The major browsers have no issues with this, though note that some tools like Inkscape won't parse the DTD nor expand the entities.
[0] https://kingbird.myphotos.cc/packing/squares_in_squares.html
The major browsers have no issues with this, though note that some tools like Inkscape won't parse the DTD nor expand the entities.
[0] https://kingbird.myphotos.cc/packing/squares_in_squares.html
I wonder why SVG's original designers found it necessary to supply an ad-hoc re-implementation of the entity mechanism. I think it might have to do with how rendering properties can be overridden at the usage site? At least I don't think it was established that browsers ignore entity definitions or basically anything in the document prolog/DOCTYPE considering SVG was part of W3C's push to replace HTML's SGMLish legacy syntax with XHTML/XML.

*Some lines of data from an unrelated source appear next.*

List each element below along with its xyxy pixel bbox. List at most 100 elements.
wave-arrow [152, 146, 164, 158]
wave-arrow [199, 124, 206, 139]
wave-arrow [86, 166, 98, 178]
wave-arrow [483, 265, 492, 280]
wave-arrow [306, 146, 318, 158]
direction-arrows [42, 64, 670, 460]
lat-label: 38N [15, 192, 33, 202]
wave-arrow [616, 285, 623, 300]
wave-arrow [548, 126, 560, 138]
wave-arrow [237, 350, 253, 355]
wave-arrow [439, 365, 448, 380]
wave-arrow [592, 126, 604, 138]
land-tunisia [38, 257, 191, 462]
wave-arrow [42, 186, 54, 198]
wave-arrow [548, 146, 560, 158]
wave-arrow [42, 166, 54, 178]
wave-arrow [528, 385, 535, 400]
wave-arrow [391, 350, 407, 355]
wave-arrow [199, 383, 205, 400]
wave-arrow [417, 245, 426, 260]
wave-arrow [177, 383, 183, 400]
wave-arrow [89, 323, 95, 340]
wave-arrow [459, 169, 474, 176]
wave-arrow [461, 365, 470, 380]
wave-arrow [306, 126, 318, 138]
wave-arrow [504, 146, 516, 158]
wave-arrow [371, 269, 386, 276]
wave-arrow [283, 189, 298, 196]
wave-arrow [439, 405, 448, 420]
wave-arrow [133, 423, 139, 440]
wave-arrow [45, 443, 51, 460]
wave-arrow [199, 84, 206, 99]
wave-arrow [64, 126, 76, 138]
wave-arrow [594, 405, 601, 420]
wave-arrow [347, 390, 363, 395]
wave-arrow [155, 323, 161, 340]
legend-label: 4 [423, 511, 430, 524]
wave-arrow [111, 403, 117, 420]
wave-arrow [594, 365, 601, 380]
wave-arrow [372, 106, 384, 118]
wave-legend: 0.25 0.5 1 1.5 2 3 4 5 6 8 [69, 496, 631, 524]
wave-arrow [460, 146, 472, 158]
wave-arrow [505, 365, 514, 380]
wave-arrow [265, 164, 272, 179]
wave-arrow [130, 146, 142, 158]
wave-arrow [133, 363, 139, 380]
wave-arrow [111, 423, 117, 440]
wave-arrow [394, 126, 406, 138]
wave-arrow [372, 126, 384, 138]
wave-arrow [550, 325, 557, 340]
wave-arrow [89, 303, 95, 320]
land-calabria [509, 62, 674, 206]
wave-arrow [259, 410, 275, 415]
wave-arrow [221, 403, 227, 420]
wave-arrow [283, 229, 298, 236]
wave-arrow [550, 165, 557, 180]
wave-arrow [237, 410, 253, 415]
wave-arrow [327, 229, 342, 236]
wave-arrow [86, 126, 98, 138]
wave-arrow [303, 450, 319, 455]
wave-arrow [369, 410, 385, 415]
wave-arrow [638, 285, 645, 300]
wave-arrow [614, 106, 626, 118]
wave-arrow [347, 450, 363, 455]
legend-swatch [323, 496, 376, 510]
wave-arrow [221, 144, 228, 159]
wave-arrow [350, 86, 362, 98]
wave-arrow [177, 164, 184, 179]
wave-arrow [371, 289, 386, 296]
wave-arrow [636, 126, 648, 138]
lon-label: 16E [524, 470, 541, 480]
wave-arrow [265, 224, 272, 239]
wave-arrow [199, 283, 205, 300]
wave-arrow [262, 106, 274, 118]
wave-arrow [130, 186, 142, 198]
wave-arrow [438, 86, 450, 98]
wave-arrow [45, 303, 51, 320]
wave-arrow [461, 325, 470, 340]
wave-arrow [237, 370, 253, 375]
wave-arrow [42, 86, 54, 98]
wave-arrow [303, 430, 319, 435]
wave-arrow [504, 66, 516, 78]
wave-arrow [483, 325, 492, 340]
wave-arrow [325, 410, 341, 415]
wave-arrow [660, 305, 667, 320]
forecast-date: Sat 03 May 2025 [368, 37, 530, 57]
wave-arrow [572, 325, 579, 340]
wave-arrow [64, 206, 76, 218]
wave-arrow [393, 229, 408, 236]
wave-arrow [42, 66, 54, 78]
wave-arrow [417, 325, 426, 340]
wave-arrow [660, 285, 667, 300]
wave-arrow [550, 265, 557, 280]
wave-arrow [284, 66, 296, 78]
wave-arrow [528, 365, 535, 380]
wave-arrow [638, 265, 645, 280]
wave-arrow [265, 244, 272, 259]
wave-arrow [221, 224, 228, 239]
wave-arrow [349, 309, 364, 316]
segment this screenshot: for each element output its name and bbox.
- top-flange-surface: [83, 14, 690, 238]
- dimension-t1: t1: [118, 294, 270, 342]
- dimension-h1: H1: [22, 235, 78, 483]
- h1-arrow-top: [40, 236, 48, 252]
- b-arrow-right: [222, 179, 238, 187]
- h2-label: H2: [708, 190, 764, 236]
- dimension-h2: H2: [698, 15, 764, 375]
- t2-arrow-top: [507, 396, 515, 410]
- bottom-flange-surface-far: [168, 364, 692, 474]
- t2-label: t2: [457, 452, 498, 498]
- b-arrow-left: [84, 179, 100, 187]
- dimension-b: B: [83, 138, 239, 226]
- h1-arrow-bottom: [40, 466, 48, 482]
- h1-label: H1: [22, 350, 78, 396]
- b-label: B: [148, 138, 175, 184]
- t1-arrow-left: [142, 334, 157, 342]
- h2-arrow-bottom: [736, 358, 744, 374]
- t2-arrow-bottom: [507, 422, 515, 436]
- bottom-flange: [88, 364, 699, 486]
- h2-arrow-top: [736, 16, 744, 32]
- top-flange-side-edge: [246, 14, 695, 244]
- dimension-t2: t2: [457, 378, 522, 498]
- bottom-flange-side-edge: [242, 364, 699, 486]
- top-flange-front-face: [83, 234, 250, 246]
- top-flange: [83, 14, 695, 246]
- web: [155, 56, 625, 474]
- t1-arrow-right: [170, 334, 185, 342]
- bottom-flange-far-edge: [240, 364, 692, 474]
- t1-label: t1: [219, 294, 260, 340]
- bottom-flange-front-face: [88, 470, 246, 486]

To be clear, it's using both of them for different purposes, you'll find both <use> elements and <!ENTITY> declarations in files like https://kingbird.myphotos.cc/packing/square-11.svg. You can't <use> a numeric quantity in an attribute, the closest alternative for those would be CSS variables.
As for the existence of <use>, I agree with jarek-foksa, the idea is that the original element and all its clones from <use> are linked in the DOM at runtime, as opposed to DTD entities which are baked in textually. Also, most people hate XML, I'd imagine they'd hate internal DTDs doubly so, especially with how little information can be found about them outside the XML standard.
(Browser devs also love to beat the drum of minimizing attack surface, so it's a bit surprising that DTDs and XML stylesheets still work at all. I'd expect them to tear out that functionality in a heartbeat if it were ever used in a modern exploit.)